Amanda and Bryan Kelly struggled to get back on their feet after being involved in a Retail Food Group franchise. Warren Lynam

'They talk in code': Simple act could have saved business

AS RETAIL Food Group tries to save its struggling business model with reduced fees, franchisees are forced to speak in code to access support groups.

RFG - which includes brands Donut King, Gloria Jean's, Pizza Capers, Brumby's and Michel's Patisserie - has been in the spotlight recently following a Fairfax investigation into its "brutal business model" with stocks hitting a 10-year low at $1.30 early last month.

Amanda Kelly and her husband Bryan owned the Sunshine Plaza Brumby's for four years from 2009, but crippling fees, a lack of support and compulsory refurbishments left them $800,000 in debt.

Support groups have been set up by Franchise Redress - an action group that helped investigate the company - with former and current franchisees swapping stories about how RFG changed their lives for the worst.

"It certainly gives us back our pride," Mrs Kelly said.

"The ones that are still in the business talk in code, but the one's that aren't - they're free to talk."

Now, an increasing number of financially devastated franchisees are jumping on board a class action against the company and a parliamentary inquiry into the franchisee sector has been proposed.

The Kelly's have also joined the legal battle, but Mrs Kelly said if the fee changes had have come sooner it would have helped them "immensely".

RFG recently announced through a newsletter to their franchisees that renewal fees would be reduced along with supply prices where possible.

Mrs Kelly said they were "forced" to purchase through RFG's supplier which charged inflated prices for flour - a staple for their bakery business.

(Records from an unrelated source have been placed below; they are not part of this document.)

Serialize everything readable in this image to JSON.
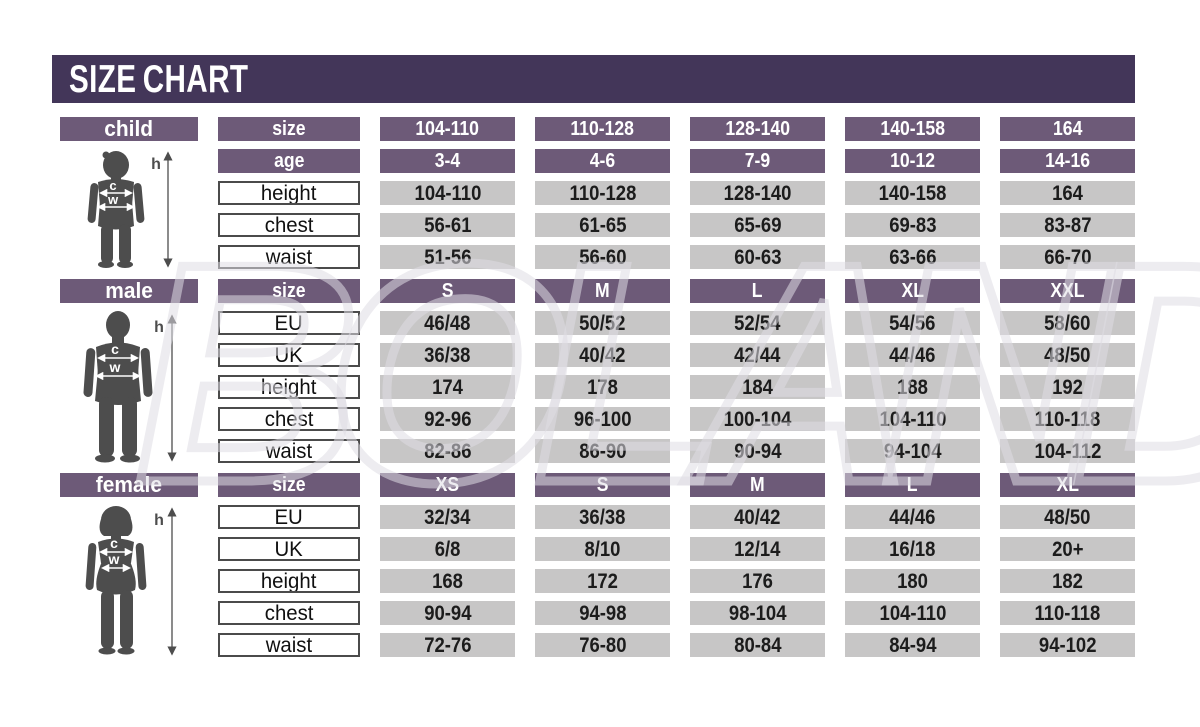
{
  "title": "SIZE CHART",
  "watermark": "BOLAND",
  "colors": {
    "title_bar": "#433659",
    "header_purple": "#6d5a78",
    "cell_gray": "#c7c6c6",
    "figure_gray": "#4d4d4d",
    "label_border": "#4b4b4b"
  },
  "figure_labels": {
    "h": "h",
    "c": "c",
    "w": "w"
  },
  "figure_icons": [
    "child-silhouette-icon",
    "male-silhouette-icon",
    "female-silhouette-icon"
  ],
  "chart_data": [
    {
      "type": "table",
      "title": "child",
      "rows": [
        {
          "label": "size",
          "header": true,
          "values": [
            "104-110",
            "110-128",
            "128-140",
            "140-158",
            "164"
          ]
        },
        {
          "label": "age",
          "header": true,
          "values": [
            "3-4",
            "4-6",
            "7-9",
            "10-12",
            "14-16"
          ]
        },
        {
          "label": "height",
          "header": false,
          "values": [
            "104-110",
            "110-128",
            "128-140",
            "140-158",
            "164"
          ]
        },
        {
          "label": "chest",
          "header": false,
          "values": [
            "56-61",
            "61-65",
            "65-69",
            "69-83",
            "83-87"
          ]
        },
        {
          "label": "waist",
          "header": false,
          "values": [
            "51-56",
            "56-60",
            "60-63",
            "63-66",
            "66-70"
          ]
        }
      ]
    },
    {
      "type": "table",
      "title": "male",
      "rows": [
        {
          "label": "size",
          "header": true,
          "values": [
            "S",
            "M",
            "L",
            "XL",
            "XXL"
          ]
        },
        {
          "label": "EU",
          "header": false,
          "values": [
            "46/48",
            "50/52",
            "52/54",
            "54/56",
            "58/60"
          ]
        },
        {
          "label": "UK",
          "header": false,
          "values": [
            "36/38",
            "40/42",
            "42/44",
            "44/46",
            "48/50"
          ]
        },
        {
          "label": "height",
          "header": false,
          "values": [
            "174",
            "178",
            "184",
            "188",
            "192"
          ]
        },
        {
          "label": "chest",
          "header": false,
          "values": [
            "92-96",
            "96-100",
            "100-104",
            "104-110",
            "110-118"
          ]
        },
        {
          "label": "waist",
          "header": false,
          "values": [
            "82-86",
            "86-90",
            "90-94",
            "94-104",
            "104-112"
          ]
        }
      ]
    },
    {
      "type": "table",
      "title": "female",
      "rows": [
        {
          "label": "size",
          "header": true,
          "values": [
            "XS",
            "S",
            "M",
            "L",
            "XL"
          ]
        },
        {
          "label": "EU",
          "header": false,
          "values": [
            "32/34",
            "36/38",
            "40/42",
            "44/46",
            "48/50"
          ]
        },
        {
          "label": "UK",
          "header": false,
          "values": [
            "6/8",
            "8/10",
            "12/14",
            "16/18",
            "20+"
          ]
        },
        {
          "label": "height",
          "header": false,
          "values": [
            "168",
            "172",
            "176",
            "180",
            "182"
          ]
        },
        {
          "label": "chest",
          "header": false,
          "values": [
            "90-94",
            "94-98",
            "98-104",
            "104-110",
            "110-118"
          ]
        },
        {
          "label": "waist",
          "header": false,
          "values": [
            "72-76",
            "76-80",
            "80-84",
            "84-94",
            "94-102"
          ]
        }
      ]
    }
  ]
}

After they bought it cheaper from elsewhere, Mrs Kelly said they were "given a slap on the wrist" when word got up the chain to head office.

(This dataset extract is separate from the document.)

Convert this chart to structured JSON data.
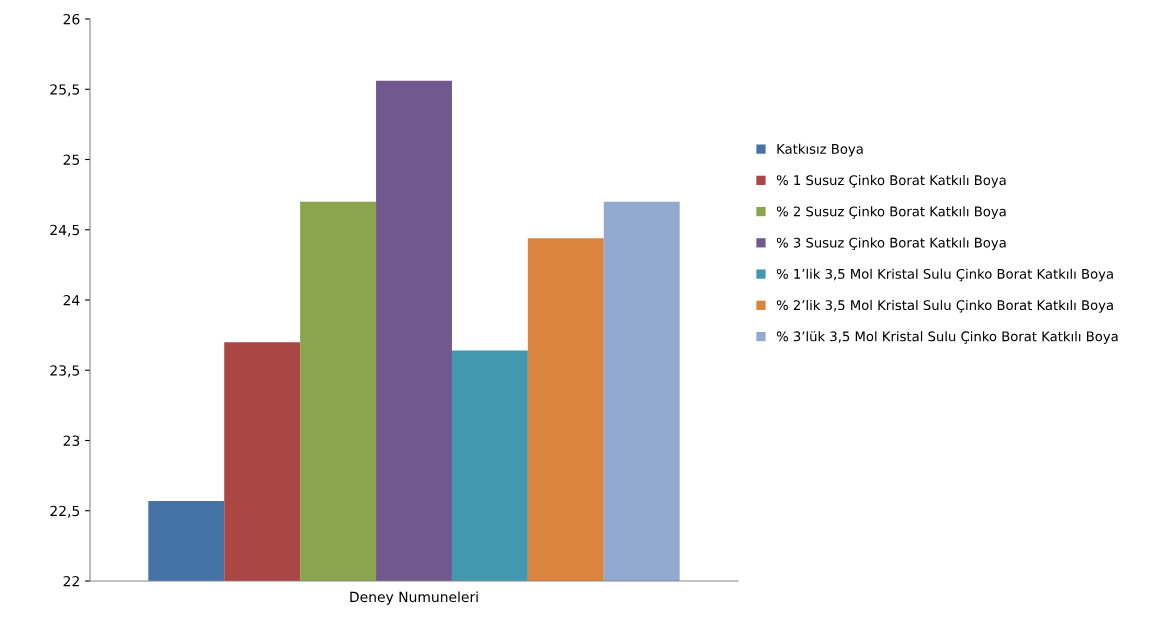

"We put our blood, sweat and tears into the business, but it wasn't us," she said.

"It was the structure of the RFG business."

Franchise Redress co-founder, Michael Fraser, said the fee cuts were like "handing out glasses of water to people with their house on fire" and were only one issue franchisees had with the company.

"The top complaints we received from RFG franchisees included; not knowing where their marketing fund contributions were being spent (if at all), crippling fees and cost of goods and no support from head office," he said.